A half-dozen cities such as San Francisco already have those sorts of laws. On Tuesday, Boston held a hearing about adopting its own ban, during which Police Commissioner William Gross said he didn't want to use the tech because it was faulty.

The challenge, say opponents of facial recognition, is that tech companies want to say they support civil rights without actually putting significant limits on potential business upside. There are potential military, international and corporate contracts at stake, largely missing from this week's promises. And weak laws could end up legitimizing police use of the tech.

Microsoft, in particular, has been trying to have it both ways. Last week CEO Satya Nadella told employees in a blog post the company would support racial justice to honor the death of Floyd. A day earlier, the company was fighting some 65 civil rights organizations in California to push a law authorizing police and companies to use facial recognition tech with some restrictions that fall far short of a moratorium.

Microsoft didn't get its way in California: AB 2261 failed in the state's legislature last week.

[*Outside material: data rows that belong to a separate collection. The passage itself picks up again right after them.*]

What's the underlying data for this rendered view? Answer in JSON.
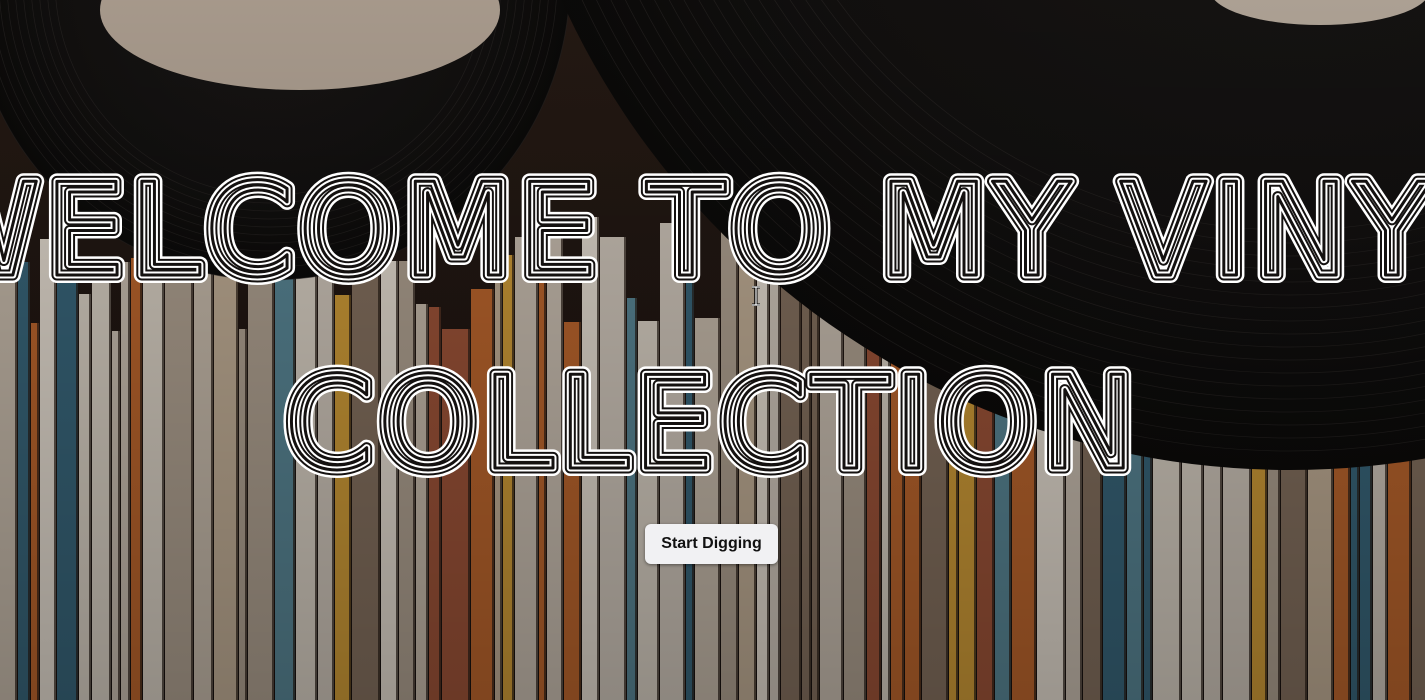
{
  "hero": {
    "headline_line1": "WELCOME TO MY VINYL",
    "headline_line2": "COLLECTION",
    "cta_label": "Start Digging",
    "background_image": "vinyl-records-background",
    "cursor_icon": "text-cursor-icon"
  },
  "colors": {
    "headline_stroke": "#ffffff",
    "button_bg": "#f1f1f3",
    "button_text": "#111111",
    "record_black": "#0f0d0c",
    "label_beige": "#c9b9a8"
  }
}
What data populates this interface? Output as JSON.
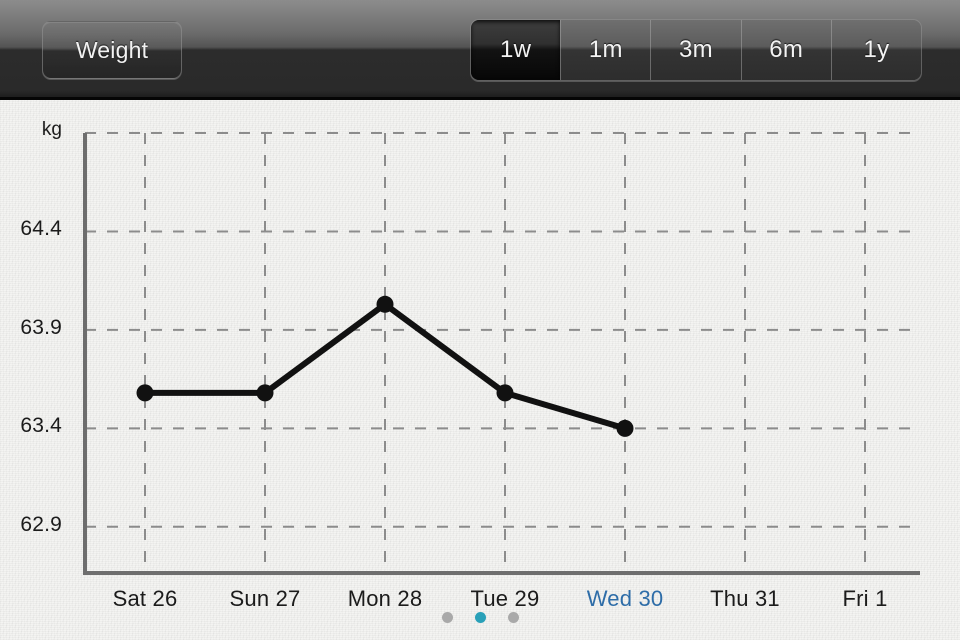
{
  "header": {
    "metric_button_label": "Weight",
    "ranges": [
      {
        "label": "1w",
        "selected": true
      },
      {
        "label": "1m",
        "selected": false
      },
      {
        "label": "3m",
        "selected": false
      },
      {
        "label": "6m",
        "selected": false
      },
      {
        "label": "1y",
        "selected": false
      }
    ]
  },
  "pagination": {
    "dots": [
      {
        "active": false
      },
      {
        "active": true
      },
      {
        "active": false
      }
    ]
  },
  "colors": {
    "today_label": "#2e6da8",
    "active_dot": "#29a0b8",
    "inactive_dot": "#a9a9a9",
    "line": "#111111",
    "gridline": "#8c8c8c",
    "axis": "#6e6e6e",
    "background": "#f4f4f2",
    "header_dark": "#2a2a2a"
  },
  "chart_data": {
    "type": "line",
    "title": "Weight",
    "xlabel": "",
    "ylabel": "kg",
    "unit_label": "kg",
    "categories": [
      "Sat 26",
      "Sun 27",
      "Mon 28",
      "Tue 29",
      "Wed 30",
      "Thu 31",
      "Fri 1"
    ],
    "highlighted_category": "Wed 30",
    "series": [
      {
        "name": "Weight",
        "values": [
          63.58,
          63.58,
          64.03,
          63.58,
          63.4,
          null,
          null
        ]
      }
    ],
    "ytick_labels": [
      "64.4",
      "63.9",
      "63.4",
      "62.9"
    ],
    "yticks": [
      64.4,
      63.9,
      63.4,
      62.9
    ],
    "ylim": [
      62.64,
      64.9
    ],
    "grid": true,
    "grid_style": "dashed",
    "legend": "none",
    "markers": true
  }
}
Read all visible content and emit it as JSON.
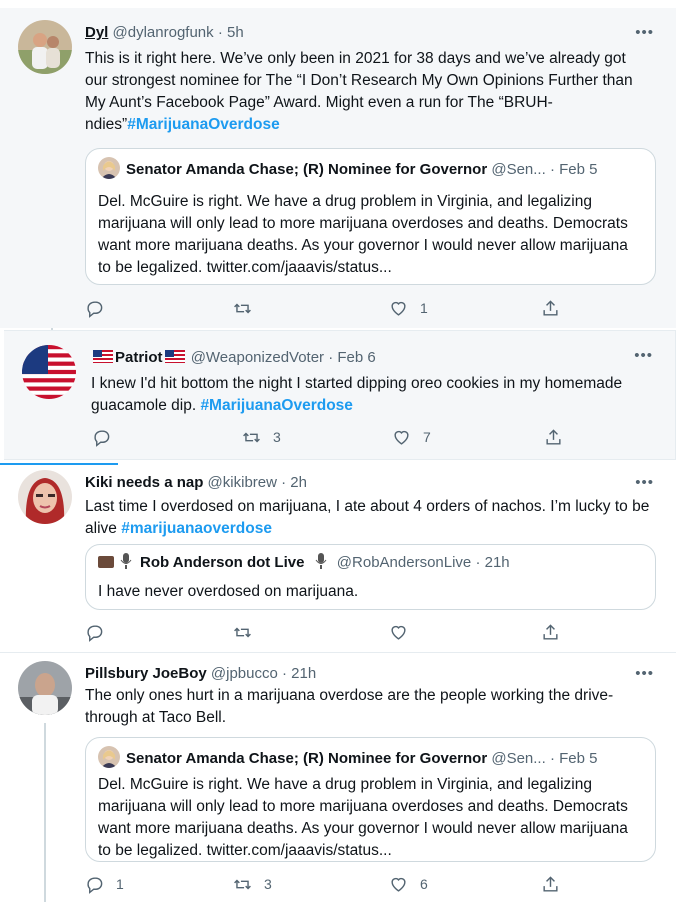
{
  "tweets": [
    {
      "name": "Dyl",
      "handle": "@dylanrogfunk",
      "time": "· 5h",
      "text": "This is it right here. We’ve only been in 2021 for 38 days and we’ve already got our strongest nominee for The “I Don’t Research My Own Opinions Further than My Aunt’s Facebook Page” Award. Might even a run for The “BRUH-ndies”",
      "hashtag": "#MarijuanaOverdose",
      "quote": {
        "name": "Senator Amanda Chase; (R) Nominee for Governor",
        "handle": "@Sen...",
        "time": "· Feb 5",
        "text": "Del. McGuire is right. We have a drug problem in Virginia, and legalizing marijuana will only lead to more marijuana overdoses and deaths. Democrats want more marijuana deaths. As your governor I would never allow marijuana to be legalized. twitter.com/jaaavis/status..."
      },
      "replies": "",
      "retweets": "",
      "likes": "1"
    },
    {
      "name": "Patriot",
      "handle": "@WeaponizedVoter",
      "time": "· Feb 6",
      "text": "I knew I'd hit bottom the night I started dipping oreo cookies in my homemade guacamole dip.",
      "hashtag": "#MarijuanaOverdose",
      "replies": "",
      "retweets": "3",
      "likes": "7"
    },
    {
      "name": "Kiki needs a nap",
      "handle": "@kikibrew",
      "time": "· 2h",
      "text": "Last time I overdosed on marijuana, I ate about 4 orders of nachos. I’m lucky to be alive",
      "hashtag": "#marijuanaoverdose",
      "quote": {
        "name": "Rob Anderson dot Live",
        "handle": "@RobAndersonLive",
        "time": "· 21h",
        "text": "I have never overdosed on marijuana."
      },
      "replies": "",
      "retweets": "",
      "likes": ""
    },
    {
      "name": "Pillsbury JoeBoy",
      "handle": "@jpbucco",
      "time": "· 21h",
      "text": "The only ones hurt in a marijuana overdose are the people working the drive-through at Taco Bell.",
      "quote": {
        "name": "Senator Amanda Chase; (R) Nominee for Governor",
        "handle": "@Sen...",
        "time": "· Feb 5",
        "text": "Del. McGuire is right. We have a drug problem in Virginia, and legalizing marijuana will only lead to more marijuana overdoses and deaths. Democrats want more marijuana deaths. As your governor I would never allow marijuana to be legalized. twitter.com/jaaavis/status..."
      },
      "replies": "1",
      "retweets": "3",
      "likes": "6"
    }
  ],
  "more_label": "•••",
  "icons": [
    "reply-icon",
    "retweet-icon",
    "like-icon",
    "share-icon",
    "more-icon",
    "us-flag-icon",
    "microphone-icon"
  ],
  "colors": {
    "link": "#1d9bf0",
    "muted": "#536471",
    "border": "#cfd9de",
    "gray_bg": "#f5f7f9"
  }
}
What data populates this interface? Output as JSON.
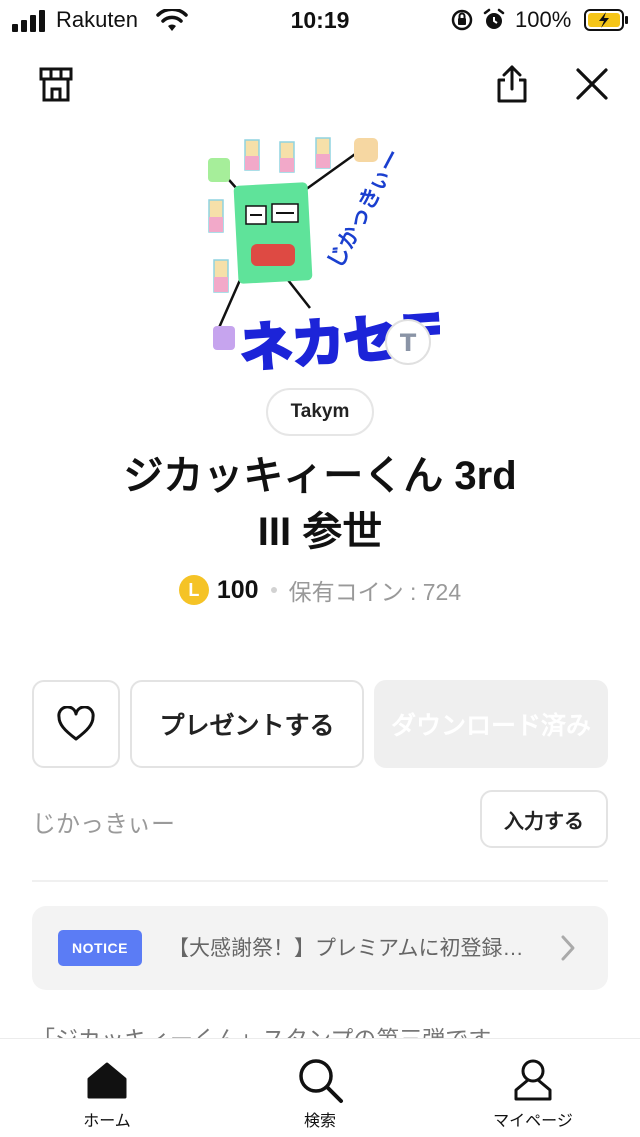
{
  "status_bar": {
    "carrier": "Rakuten",
    "time": "10:19",
    "battery": "100%"
  },
  "header": {
    "shop_icon": "shop-icon",
    "share_icon": "share-icon",
    "close_icon": "close-icon"
  },
  "sticker": {
    "image": "sticker-illustration",
    "text_vertical": "じかっきぃー",
    "text_main": "ネカセテ",
    "badge_letter": "T"
  },
  "product": {
    "author": "Takym",
    "title_line1": "ジカッキィーくん 3rd",
    "title_line2": "III 参世",
    "coin_letter": "L",
    "price": "100",
    "owned_coins": "保有コイン : 724"
  },
  "actions": {
    "like_icon": "heart-icon",
    "present_label": "プレゼントする",
    "downloaded_label": "ダウンロード済み"
  },
  "custom_input": {
    "label": "じかっきぃー",
    "button_label": "入力する"
  },
  "notice": {
    "badge": "NOTICE",
    "text": "【大感謝祭！】プレミアムに初登録…"
  },
  "description": "「ジカッキィーくん」スタンプの第三弾です。",
  "tabbar": {
    "tabs": [
      {
        "label": "ホーム",
        "icon": "home-icon"
      },
      {
        "label": "検索",
        "icon": "search-icon"
      },
      {
        "label": "マイページ",
        "icon": "person-icon"
      }
    ]
  },
  "colors": {
    "accent_notice": "#5b7cf5",
    "coin": "#f5c326"
  }
}
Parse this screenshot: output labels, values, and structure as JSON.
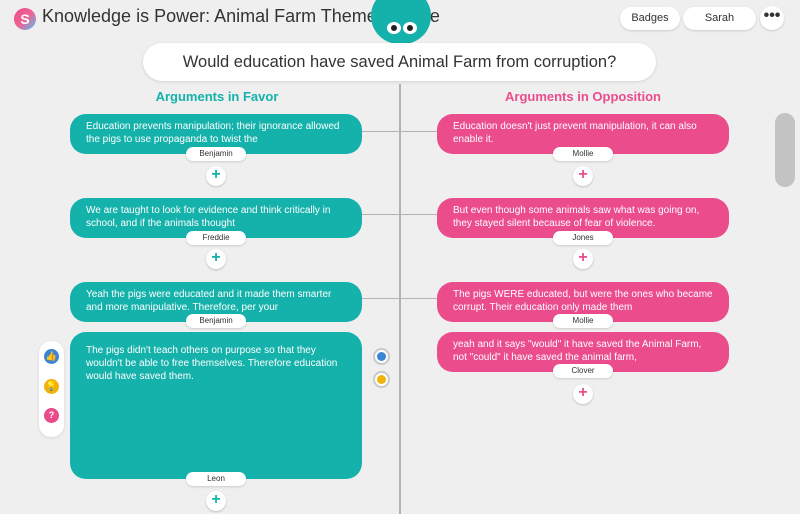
{
  "app": {
    "logo_letter": "S",
    "title": "Knowledge is Power: Animal Farm Theme Debate",
    "badges_label": "Badges",
    "user_label": "Sarah",
    "more_label": "•••"
  },
  "question": "Would education have saved Animal Farm from corruption?",
  "columns": {
    "favor_title": "Arguments in Favor",
    "opposition_title": "Arguments in Opposition"
  },
  "colors": {
    "favor": "#14b2ab",
    "opposition": "#ea4c8c",
    "favor_heading": "#14b2ab",
    "opposition_heading": "#ea4c8c"
  },
  "favor_cards": [
    {
      "text": "Education prevents manipulation; their ignorance allowed the pigs to use propaganda to twist the",
      "author": "Benjamin"
    },
    {
      "text": "We are taught to look for evidence and think critically in school, and if the animals thought",
      "author": "Freddie"
    },
    {
      "text": "Yeah the pigs were educated and it made them smarter and more manipulative. Therefore, per your",
      "author": "Benjamin"
    },
    {
      "text": "The pigs didn't teach others on purpose so that they wouldn't be able to free themselves. Therefore education would have saved them.",
      "author": "Leon"
    }
  ],
  "opposition_cards": [
    {
      "text": "Education doesn't just prevent manipulation, it can also enable it.",
      "author": "Mollie"
    },
    {
      "text": "But even though some animals saw what was going on, they stayed silent because of fear of violence.",
      "author": "Jones"
    },
    {
      "text": "The pigs WERE educated, but were the ones who became corrupt. Their education only made them",
      "author": "Mollie"
    },
    {
      "text": "yeah and it says \"would\" it have saved the Animal Farm, not \"could\" it have saved the animal farm,",
      "author": "Clover"
    }
  ],
  "add_label": "+",
  "reaction_icons": [
    "thumbs-up-icon",
    "lightbulb-icon",
    "question-icon"
  ],
  "reaction_glyphs": {
    "thumbs": "👍",
    "bulb": "💡",
    "question": "?"
  }
}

Microsoft was the first big tech company to call for facial recognition laws back in 2018, and has been the most visible in state house and city hall hearings. It says it opposes use of facial recognition for mass surveillance, racial profiling or other violations of basic human rights and freedoms.

"We need to use this moment to pursue a strong national law to govern facial recognition that is grounded in the protection of human rights," said Microsoft president Brad Smith at The Post event Thursday. "If all the responsible companies in the country cede this market to those that are not prepared to take a stand, we won't necessarily serve the national interest or the lives of the black and African American people."

But the company's legislative stance so far has boiled down to: Put some rules in place, sure - but not a moratorium on it.

The devil is in the details. In Washington state, Microsoft supported facial recognition legislation - sponsored by Microsoft employee State Sen. Joe Nguyen - that outlines some of how the government can use the tech, and requires agencies to produce accountability reports. And it addresses accuracy concerns by saying government agencies can only use the tech if it comes from a developer that makes its software available for testing.

But opponents said the Washington law comes with too few limits and enforcement measures. "Agencies may use face surveillance without any restrictions to surveil entire crowds at football stadiums, places of worship, or on public street corners, chilling people's constitutionally protected rights and civil liberties," said the ACLU of Washington.

Microsoft's announcement this week that it is wouldn't sell to police until there is a federal law "should feel like winning but it feels more like a thinly veiled threat," said Liz O'Sullivan, the technology director of the Surveillance Technology Oversight Project. The Washington law, she said, would be a bad model for Congress.

"They're seeding the conversations around facial recognition regulation in a number of states by lobbying for bills that might look to a lot of people like they've got really strict protections. But then, if you actually look at them, they don't really actually regulate the technology much as it's used," said Jameson Spivack, a policy associate at Georgetown Law School's Center on Privacy & Technology. "It's their way of getting ahead of the opposition and co-opting the movement."

Amazon, which didn't reply to my requests for comment, has said less in public about its legislative goals, aside from calling for federal privacy and facial-recogntion legislation. One pressing issue for any national legislation is whether it would overrule state and local laws that might be more strict.

"Legislatures and activists and civil rights groups are already leading on this issue," said Matt Cagle, Technology and Civil Liberties attorney for the ACLU of Northern California. "We just hope that companies like Microsoft see that and stand with us rather than against us."